We introduce a framework for analyzing LLM reasoning by examining the conclusions derived from intermediate steps ("subthoughts") within an initial reasoning trace. The process involves: 1) generating an initial trace, 2) segmenting it based on linguistic cues, 3) prompting completions from these intermediate points, 4) extracting the resulting answers, and 5) analyzing the distribution of these answers.

Conclusions:

  1. Mode Aggregation Enhances Accuracy: Selecting the most frequent answer (Amode) from completions originating at intermediate subthoughts significantly boosts accuracy compared to relying solely on the final answer (Alast) of the initial trace. Gains of up to +13% on AIME2024 and +10% on AIME2025 are observed across various models.

  2. Answer Consistency Signals Reliability: The distribution of answers generated from subthoughts provides a valuable signal. High consistency (low entropy) correlates strongly with correct baseline solutions (Alast), while high fluctuation (high entropy) is characteristic of incorrect solutions or model struggle. This suggests potential for using distribution metrics for confidence estimation or error detection.

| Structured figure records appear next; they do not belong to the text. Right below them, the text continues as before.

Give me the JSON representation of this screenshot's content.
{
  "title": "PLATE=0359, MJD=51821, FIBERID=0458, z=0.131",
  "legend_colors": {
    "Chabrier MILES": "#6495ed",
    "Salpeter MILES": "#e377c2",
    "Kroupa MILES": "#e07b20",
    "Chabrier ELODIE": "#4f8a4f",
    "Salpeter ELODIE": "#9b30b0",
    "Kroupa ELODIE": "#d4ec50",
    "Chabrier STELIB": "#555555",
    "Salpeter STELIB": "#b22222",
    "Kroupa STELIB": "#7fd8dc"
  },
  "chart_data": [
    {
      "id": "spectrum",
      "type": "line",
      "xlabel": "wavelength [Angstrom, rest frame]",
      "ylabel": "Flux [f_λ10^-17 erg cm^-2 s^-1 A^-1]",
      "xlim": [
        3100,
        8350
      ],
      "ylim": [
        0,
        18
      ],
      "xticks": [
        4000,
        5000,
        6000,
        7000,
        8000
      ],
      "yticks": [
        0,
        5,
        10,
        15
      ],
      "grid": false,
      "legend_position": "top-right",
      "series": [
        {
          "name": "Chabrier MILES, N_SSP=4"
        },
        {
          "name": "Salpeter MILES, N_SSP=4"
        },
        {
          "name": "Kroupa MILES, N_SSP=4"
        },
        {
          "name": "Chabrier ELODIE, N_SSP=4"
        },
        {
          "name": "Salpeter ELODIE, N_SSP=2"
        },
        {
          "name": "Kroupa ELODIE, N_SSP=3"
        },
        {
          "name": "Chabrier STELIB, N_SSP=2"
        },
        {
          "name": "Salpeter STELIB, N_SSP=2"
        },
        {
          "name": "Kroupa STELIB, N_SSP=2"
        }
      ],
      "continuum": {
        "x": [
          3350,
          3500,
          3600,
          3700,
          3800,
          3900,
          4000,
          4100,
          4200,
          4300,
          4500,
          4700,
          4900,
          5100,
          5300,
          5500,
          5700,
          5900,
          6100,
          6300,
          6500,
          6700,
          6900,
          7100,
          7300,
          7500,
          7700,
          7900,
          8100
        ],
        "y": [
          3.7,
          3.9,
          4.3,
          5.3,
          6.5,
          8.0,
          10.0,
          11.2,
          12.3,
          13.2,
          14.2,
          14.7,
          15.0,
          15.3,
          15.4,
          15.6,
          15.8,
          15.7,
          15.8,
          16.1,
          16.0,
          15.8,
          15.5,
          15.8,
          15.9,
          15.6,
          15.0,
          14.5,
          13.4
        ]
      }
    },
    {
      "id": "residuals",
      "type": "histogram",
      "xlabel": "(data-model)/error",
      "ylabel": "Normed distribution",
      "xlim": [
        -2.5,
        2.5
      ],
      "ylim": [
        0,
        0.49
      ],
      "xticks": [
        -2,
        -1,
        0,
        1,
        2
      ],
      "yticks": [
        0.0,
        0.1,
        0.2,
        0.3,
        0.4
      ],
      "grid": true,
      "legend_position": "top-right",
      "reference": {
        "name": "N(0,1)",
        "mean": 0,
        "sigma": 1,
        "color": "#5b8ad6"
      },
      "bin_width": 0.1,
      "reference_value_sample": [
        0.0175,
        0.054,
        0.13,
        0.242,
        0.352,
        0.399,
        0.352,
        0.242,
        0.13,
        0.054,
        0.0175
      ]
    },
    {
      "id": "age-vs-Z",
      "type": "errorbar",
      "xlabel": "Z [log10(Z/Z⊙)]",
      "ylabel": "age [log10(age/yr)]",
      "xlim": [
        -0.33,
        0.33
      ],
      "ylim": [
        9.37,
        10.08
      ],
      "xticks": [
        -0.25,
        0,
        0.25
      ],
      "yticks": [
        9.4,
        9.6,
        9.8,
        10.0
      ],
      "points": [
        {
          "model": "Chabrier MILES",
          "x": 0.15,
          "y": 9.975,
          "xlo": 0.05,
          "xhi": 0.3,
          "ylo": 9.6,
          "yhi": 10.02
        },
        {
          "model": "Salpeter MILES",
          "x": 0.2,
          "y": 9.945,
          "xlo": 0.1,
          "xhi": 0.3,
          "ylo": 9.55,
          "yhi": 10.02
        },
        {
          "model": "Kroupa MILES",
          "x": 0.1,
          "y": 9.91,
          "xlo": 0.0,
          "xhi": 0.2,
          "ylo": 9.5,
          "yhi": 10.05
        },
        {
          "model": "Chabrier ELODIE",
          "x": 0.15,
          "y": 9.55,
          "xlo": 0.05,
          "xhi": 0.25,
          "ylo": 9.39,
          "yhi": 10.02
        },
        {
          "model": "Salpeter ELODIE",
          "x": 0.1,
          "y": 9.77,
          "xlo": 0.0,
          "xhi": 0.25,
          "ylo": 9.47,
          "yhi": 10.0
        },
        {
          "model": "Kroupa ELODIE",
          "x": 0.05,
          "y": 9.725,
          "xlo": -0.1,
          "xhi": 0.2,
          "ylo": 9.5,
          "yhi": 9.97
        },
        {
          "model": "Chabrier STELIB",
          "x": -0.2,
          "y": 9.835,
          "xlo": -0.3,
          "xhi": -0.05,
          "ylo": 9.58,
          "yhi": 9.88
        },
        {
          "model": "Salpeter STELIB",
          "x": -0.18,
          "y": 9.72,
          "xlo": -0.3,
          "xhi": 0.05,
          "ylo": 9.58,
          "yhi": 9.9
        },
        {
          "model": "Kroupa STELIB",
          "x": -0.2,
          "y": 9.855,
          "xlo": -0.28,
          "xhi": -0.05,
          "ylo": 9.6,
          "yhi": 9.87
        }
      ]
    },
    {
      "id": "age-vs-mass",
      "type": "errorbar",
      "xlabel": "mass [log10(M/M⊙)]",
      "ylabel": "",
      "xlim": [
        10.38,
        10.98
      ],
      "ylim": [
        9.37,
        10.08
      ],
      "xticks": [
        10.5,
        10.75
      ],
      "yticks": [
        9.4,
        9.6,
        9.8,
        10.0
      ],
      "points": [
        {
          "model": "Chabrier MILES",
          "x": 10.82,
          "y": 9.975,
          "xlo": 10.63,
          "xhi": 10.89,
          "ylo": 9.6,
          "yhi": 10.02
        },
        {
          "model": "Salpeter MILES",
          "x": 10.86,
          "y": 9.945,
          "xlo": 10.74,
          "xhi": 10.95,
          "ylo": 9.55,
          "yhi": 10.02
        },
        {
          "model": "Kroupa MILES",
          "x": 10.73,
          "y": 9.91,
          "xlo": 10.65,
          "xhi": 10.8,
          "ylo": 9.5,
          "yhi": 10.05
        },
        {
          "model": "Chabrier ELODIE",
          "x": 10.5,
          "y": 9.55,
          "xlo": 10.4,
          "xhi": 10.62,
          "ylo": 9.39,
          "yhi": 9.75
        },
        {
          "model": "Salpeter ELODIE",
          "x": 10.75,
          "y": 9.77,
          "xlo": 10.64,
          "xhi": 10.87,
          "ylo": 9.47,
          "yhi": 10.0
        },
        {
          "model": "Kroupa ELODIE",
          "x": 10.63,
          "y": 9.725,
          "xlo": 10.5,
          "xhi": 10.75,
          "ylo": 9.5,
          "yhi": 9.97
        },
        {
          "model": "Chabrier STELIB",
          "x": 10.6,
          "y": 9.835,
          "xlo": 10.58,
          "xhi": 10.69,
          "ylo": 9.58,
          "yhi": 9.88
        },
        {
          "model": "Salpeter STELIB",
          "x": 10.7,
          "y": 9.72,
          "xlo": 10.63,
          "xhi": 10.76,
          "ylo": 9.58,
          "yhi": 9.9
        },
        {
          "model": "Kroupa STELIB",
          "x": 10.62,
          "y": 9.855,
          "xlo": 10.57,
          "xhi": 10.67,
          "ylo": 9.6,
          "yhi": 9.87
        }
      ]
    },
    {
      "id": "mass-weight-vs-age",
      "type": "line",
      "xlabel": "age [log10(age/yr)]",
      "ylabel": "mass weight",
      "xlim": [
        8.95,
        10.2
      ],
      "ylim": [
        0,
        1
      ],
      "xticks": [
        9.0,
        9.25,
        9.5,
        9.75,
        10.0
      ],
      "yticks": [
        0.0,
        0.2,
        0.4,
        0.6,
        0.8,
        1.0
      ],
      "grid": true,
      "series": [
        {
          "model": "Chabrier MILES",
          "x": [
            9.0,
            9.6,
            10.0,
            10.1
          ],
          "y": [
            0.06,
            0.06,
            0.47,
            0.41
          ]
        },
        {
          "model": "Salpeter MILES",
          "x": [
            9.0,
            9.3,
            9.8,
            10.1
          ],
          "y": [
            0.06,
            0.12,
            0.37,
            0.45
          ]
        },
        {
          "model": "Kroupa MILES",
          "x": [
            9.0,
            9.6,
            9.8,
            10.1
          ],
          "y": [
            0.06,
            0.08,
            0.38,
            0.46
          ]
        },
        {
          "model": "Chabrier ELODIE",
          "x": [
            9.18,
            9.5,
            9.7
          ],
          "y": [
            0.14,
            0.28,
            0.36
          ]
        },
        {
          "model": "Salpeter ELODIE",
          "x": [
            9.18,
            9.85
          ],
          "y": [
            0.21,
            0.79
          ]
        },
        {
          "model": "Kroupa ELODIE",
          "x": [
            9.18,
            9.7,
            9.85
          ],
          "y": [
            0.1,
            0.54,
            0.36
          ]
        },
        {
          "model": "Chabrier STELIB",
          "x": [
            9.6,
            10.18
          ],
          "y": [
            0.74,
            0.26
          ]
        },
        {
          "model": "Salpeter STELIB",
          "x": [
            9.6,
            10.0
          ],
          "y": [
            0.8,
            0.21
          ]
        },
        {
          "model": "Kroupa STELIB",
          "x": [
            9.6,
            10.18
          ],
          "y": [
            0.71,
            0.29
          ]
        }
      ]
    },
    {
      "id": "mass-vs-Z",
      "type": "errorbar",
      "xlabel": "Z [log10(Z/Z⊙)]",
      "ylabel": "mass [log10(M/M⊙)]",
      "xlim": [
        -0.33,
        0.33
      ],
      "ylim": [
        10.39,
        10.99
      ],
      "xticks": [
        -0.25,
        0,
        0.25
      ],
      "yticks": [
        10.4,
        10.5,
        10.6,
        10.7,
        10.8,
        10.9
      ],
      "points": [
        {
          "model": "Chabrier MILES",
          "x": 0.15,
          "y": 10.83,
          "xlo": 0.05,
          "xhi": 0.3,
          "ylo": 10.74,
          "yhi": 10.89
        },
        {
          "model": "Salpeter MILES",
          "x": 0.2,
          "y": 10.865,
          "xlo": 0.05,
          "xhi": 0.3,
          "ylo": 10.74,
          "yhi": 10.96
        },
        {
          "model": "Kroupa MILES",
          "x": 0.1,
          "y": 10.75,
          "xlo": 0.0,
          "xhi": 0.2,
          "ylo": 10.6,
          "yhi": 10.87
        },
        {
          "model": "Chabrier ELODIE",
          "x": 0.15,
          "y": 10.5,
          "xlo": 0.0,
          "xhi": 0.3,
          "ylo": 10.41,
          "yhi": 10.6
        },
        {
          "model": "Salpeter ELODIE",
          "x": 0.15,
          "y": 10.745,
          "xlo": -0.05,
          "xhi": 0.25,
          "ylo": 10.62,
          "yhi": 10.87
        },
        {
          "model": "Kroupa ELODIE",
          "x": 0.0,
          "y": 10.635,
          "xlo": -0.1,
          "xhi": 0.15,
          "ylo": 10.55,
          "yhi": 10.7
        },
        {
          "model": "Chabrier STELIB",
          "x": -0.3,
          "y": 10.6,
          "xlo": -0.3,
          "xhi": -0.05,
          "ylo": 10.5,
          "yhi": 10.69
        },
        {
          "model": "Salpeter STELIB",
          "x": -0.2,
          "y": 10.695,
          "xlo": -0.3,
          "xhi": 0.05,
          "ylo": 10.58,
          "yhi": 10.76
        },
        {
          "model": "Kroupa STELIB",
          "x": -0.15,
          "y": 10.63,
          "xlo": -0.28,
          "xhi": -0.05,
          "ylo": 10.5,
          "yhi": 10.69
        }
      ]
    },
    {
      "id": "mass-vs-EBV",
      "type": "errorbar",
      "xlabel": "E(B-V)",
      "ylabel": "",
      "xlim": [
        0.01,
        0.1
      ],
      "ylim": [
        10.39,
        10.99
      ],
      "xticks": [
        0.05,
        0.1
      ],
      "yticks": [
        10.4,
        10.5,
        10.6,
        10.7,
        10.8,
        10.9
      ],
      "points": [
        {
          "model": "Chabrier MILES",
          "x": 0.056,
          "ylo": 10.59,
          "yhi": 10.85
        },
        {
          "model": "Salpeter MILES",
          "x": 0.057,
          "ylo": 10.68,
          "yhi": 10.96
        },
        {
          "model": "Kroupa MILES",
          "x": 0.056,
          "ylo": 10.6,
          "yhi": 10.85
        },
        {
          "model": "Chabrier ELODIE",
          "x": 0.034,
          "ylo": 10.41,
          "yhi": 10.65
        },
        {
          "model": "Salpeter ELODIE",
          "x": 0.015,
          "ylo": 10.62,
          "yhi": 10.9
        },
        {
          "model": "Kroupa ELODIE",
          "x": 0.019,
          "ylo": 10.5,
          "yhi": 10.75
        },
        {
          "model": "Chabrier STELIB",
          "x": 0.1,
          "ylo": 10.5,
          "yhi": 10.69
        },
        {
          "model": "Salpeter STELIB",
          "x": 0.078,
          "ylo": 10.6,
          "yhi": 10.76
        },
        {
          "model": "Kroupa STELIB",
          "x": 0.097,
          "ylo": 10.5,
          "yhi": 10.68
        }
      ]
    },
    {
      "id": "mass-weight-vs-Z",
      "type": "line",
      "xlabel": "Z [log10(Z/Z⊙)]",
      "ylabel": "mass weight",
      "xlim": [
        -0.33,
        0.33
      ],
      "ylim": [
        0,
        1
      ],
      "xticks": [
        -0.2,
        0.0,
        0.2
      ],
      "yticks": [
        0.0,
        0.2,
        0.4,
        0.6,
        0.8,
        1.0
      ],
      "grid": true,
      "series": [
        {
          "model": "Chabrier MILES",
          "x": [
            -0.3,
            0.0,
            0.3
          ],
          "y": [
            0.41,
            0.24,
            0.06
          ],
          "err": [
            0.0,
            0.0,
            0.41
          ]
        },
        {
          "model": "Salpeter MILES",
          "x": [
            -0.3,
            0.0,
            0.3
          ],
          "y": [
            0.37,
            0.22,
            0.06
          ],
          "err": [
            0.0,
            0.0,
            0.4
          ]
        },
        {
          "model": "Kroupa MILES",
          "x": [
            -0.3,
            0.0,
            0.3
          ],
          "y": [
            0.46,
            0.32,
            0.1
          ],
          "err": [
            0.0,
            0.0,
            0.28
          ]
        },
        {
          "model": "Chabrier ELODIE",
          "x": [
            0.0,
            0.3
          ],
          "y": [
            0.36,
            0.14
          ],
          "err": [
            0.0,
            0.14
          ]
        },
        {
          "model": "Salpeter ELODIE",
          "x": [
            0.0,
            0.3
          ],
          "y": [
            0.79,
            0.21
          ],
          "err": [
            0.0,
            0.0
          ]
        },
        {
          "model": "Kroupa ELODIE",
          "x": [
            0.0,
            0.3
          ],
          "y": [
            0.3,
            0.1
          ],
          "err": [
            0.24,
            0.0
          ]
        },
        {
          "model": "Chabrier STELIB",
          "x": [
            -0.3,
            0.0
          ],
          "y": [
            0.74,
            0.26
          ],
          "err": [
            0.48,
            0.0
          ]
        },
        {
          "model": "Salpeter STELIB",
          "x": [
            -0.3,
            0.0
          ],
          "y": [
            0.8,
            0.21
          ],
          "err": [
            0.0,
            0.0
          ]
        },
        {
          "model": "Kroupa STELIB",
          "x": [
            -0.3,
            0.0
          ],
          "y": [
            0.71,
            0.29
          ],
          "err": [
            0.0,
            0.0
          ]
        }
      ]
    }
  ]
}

  3. Non-Greedy Completion Often Maximizes Gains: While both greedy and non-greedy subthought completions improve accuracy via mode aggregation, non-greedy sampling (T=1.0, top-p=0.95) frequently yields larger improvements, likely by better exploring the reasoning space around the initial path segments.

Training-Based Reasoning. Training based techniques train the model to enhance its reasoning capabilities. The key challenge for these methods is the scarcity of human-annotated step-by-step reasoning chains. Research in this direction focus on developing techniques to automatically generate valid reasoning traces or propose training techniques that effectively leverage the available data. The most straingtforward approach to train reasoning models is to finetune a model with supervised finetuning (SFT) on reasoning trajectories [10, 19]. Other works have shown that preference learning further improves reasoning capabilities. [11, 13, 19] all have explored DPO [23]. [17, 31] have explored step-level DPO instead of outcome level. Most recent methods bypass the need for annotated reasoning chains and by leveraging reinforcement learning (RL). A particular success in this direction is GRPO [25] that shows that RL is sufficient for the emergence of complex reasoning capabilities even without an initial supervised fine-tuning step. The methods discussed so far use explicit natural language reasoning traces. A recent line of work explores using latent reasoning that represent reasoning chains implicitly. These methods focus on compressing natural language chains into much smaller number of tokens [4, 5]. Other works introduce learnable tokens that are thought to enable the model to perform additional non-verbal steps before outputting an answer token. [7, 27]. More effectively, [9] proposed to use the last layer hidden feature as implicit reasoning tokens that are fed back to the model to generate the next token auto-regressively. Our method is a test-time method and does not update model parameters. It works with any reasoning model that outputs explicit natural language thought process before the final answer.